Asumí el semblante, el gesto facial y corporal, la actitud desparramada de los objetos de mi investigación, y, en vez de analizar datos, siempre y necesariamente insuficientes y, sobre todo, que siempre y necesariamente tanto podían llevar mis conclusiones en una dirección como en la opuesta, dejé que la impresión de mi propio mensaje sin palabras ocupara mi subjetividad sin formularla, de momento, en conceptos ni en proposiciones lógicas.

De tal modo alcancé por un saber directo, no mediado por los procesos simbólicos que se valen de lo pensado, es decir, alcancé por experiencia, por intuición inmediata, no verbal, lo que durante días se mostrara tan refractario e inexpugnable a los insistentes embates de mi abordaje analítico.

Análisis e intuición se oponen en que la intuición brinda una visión sintética de lo que el análisis disgrega en sus componentes: si la intuición unifica, el análisis separa. La intuición abarca de un golpe de vista lo que examina el análisis con minuciosidad en cada uno de sus diversos detalles. Einstein valoraba considerablemente la intuición, por más que también sabía que, después de brindar directa y rápidamente la solución a un problema, es preciso analizar el proceso para demostrar lo descubierto mediante razonamientos y ecuaciones. Yo lo sé bien, igualmente, por supuesto, pero esa es una operación retrospectiva. Otro ejemplo es, en el caso de la filosofía, Descartes, con su método y su relato fantástico de los abismos de la duda laberíntica enfrentada tan a solas como solo se puede estar cuando nada es lo que era antes de haber empezado a dudar de todo. Y yo extiendo esto, además, a la experiencia del arte, que conoce, ciertamente, o que sabe, pero que sabe o conoce de otro modo. Lo entendí por azar, al hacer este breve experimento buscando el porqué del hábito de pelar panza ante el antro de uno.

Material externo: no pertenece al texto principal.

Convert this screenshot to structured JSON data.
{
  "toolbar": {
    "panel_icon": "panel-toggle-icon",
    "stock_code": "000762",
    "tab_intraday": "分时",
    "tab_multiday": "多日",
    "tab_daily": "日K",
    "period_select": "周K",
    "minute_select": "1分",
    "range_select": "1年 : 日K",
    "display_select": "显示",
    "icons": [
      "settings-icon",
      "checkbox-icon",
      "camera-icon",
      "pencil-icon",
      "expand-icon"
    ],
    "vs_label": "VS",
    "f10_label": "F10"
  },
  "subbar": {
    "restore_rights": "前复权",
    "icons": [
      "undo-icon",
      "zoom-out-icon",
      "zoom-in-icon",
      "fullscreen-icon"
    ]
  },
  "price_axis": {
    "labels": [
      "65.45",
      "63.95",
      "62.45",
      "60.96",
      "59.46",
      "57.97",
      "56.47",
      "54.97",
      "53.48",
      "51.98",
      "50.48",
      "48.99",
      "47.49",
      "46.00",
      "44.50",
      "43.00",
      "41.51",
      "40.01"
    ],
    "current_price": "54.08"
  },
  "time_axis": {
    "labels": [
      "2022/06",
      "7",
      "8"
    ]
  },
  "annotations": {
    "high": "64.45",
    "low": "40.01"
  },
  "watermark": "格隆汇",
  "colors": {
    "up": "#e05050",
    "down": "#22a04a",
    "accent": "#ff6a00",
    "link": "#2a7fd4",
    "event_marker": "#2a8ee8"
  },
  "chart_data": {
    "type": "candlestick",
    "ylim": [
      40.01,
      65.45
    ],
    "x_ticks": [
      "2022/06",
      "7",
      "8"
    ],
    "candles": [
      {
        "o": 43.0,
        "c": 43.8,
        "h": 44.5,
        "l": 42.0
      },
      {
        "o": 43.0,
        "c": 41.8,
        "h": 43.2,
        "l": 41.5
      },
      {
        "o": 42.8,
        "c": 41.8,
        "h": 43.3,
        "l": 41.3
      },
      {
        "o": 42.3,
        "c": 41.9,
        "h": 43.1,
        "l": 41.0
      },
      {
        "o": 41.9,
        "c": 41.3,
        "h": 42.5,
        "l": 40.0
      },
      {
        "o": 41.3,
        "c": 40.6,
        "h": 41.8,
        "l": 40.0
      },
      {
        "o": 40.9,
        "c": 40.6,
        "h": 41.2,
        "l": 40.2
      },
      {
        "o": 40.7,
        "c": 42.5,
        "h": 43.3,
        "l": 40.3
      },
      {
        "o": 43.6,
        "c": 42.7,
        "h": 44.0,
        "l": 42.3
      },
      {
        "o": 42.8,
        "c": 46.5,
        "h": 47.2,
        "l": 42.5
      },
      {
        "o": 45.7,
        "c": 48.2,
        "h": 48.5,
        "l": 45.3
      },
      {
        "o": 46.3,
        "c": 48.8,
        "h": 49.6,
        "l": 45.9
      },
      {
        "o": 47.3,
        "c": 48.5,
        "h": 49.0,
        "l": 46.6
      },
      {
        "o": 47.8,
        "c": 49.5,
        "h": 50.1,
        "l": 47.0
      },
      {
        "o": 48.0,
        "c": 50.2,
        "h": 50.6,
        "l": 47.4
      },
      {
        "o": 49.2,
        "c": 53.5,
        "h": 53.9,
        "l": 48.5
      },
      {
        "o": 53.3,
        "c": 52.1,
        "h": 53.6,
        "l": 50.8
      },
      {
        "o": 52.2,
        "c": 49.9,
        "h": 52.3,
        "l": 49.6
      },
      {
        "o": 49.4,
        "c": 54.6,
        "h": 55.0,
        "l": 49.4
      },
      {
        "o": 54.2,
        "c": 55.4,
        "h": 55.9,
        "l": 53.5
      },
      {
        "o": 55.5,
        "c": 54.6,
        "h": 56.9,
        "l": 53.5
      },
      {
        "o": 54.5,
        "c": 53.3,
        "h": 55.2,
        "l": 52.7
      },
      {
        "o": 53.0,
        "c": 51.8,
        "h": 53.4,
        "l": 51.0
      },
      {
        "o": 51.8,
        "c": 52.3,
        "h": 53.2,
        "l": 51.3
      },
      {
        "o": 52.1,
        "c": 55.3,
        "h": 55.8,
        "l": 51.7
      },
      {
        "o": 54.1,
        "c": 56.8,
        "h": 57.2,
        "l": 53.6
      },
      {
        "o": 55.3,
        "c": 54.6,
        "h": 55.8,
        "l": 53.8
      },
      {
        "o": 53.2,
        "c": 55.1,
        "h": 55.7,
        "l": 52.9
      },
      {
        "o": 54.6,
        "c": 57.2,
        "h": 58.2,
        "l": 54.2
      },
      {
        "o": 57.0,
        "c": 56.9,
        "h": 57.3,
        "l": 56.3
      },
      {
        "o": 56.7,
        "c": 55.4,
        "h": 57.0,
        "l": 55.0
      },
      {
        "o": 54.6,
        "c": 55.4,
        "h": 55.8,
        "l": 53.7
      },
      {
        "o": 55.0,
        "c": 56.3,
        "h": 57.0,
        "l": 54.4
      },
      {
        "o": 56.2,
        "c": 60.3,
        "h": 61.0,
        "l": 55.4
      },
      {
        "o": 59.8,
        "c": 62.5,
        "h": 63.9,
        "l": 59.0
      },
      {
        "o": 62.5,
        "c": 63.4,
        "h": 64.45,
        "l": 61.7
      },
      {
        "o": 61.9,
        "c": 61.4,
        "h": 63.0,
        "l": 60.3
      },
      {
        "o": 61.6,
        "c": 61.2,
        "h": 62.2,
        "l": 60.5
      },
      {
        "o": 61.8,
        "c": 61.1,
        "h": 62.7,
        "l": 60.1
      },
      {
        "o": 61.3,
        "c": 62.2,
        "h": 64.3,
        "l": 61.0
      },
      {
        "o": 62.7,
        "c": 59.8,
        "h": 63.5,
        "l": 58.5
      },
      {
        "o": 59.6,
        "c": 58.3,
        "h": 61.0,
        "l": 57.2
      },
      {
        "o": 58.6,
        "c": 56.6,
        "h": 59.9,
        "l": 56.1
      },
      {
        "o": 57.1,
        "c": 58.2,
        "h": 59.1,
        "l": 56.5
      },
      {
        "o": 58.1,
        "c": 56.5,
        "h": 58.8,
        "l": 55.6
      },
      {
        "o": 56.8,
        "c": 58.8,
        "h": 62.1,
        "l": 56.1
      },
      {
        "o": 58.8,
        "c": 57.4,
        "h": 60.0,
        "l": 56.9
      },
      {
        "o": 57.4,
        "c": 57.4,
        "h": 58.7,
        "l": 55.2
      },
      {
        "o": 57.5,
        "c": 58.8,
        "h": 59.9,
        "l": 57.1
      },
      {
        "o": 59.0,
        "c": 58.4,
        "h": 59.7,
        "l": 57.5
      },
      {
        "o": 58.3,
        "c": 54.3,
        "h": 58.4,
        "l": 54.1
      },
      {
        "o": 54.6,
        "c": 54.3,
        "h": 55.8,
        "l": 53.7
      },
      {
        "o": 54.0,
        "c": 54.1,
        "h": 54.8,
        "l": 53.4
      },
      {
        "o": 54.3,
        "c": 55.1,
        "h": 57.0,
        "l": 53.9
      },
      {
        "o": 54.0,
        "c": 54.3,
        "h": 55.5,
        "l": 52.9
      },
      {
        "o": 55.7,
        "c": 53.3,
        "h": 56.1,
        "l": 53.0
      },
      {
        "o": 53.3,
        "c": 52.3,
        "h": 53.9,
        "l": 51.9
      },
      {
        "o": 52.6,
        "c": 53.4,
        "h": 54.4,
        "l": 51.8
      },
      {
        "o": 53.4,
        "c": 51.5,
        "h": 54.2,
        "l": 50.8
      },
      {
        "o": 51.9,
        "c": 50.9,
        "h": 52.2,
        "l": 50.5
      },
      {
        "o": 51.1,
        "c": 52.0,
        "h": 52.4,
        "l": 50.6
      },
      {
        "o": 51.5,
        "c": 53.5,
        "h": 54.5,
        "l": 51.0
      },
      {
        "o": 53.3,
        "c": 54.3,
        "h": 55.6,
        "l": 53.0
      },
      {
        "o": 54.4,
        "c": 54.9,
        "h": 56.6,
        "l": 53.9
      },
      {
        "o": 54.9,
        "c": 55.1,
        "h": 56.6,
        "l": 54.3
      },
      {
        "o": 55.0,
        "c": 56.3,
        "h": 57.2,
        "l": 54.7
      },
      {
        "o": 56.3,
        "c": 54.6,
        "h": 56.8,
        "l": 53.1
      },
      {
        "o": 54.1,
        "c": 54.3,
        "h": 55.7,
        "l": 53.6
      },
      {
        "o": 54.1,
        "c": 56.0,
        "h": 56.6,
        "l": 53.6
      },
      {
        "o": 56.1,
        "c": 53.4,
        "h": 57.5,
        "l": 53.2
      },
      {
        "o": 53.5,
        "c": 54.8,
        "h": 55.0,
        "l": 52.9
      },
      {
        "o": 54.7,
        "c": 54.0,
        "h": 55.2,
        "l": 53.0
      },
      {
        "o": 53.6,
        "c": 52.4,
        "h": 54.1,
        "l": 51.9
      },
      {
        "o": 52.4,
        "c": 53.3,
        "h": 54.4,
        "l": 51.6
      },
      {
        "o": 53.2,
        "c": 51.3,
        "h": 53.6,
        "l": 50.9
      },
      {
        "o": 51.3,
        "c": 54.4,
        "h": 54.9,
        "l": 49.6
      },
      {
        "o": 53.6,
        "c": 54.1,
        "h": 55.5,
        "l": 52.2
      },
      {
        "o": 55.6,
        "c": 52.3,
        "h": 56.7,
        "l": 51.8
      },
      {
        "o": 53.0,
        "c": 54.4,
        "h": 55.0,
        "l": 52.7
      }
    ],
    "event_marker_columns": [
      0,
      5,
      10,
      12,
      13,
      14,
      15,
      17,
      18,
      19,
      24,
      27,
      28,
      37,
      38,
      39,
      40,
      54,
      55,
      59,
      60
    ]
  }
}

Lo que intuí no fue el resultado de un razonamiento ni lo formulé tampoco como una posible interpretación del sentido de ese acto de pelar panza, de ese acto ajeno, que debiera compararse con otras posibles interpretaciones para optar por la más adecuada. Apareció como parte de la vida, y no como un efecto de las ideas. Mi intuición me brindaba un saber inmediato, directo, irreflexivo, sobre cierta manera de ordenar la experiencia y de estar en determinada posición dentro de ella.

«Yo soy un leca», fue la voz que obtuve para murmurar –y, así, entender– como propia esta experiencia ajena. «Me he descuereado bajo el sol trabajando como albañil toda la vida. Mirá cómo estoy sudando. Hay que luchar. Así que saco mi silla afuera y la pongo en la vereda para gozar del fresco, porque estoy ante el umbral de mi agujero, que es el que yo pago con mi solo esfuerzo. Me lo he ganado. Por eso, me desparramo y pelo panza en la calle delante de mi morada, porque cada ladrillo me ha costado sudores y sacrificios diarios. Y así yo manifiesto que estoy en mi terreno, lo digo con todo mi rostro y con todo mi cuerpo, me pongo aquí como en mi propia casa; marco mi territorio. Mi orgullo es este: que ni mendigo y a mí nadie me regala nada. Y esto es también, al mismo tiempo, mi bronca, mi amargura. Estoy consciente de lo que soy; no me avergüenzo de ello. A lo más, tengo algún resentimiento. De carne somos, al fin y al cabo. Pero, en primer lugar, por todo esto que así expreso me defino. Y este descanso me lo he ganado a pulso. Al marcar así mi territorio, todo lo que tengo consciencia de ser es lo que al pelar mi panza reivindico».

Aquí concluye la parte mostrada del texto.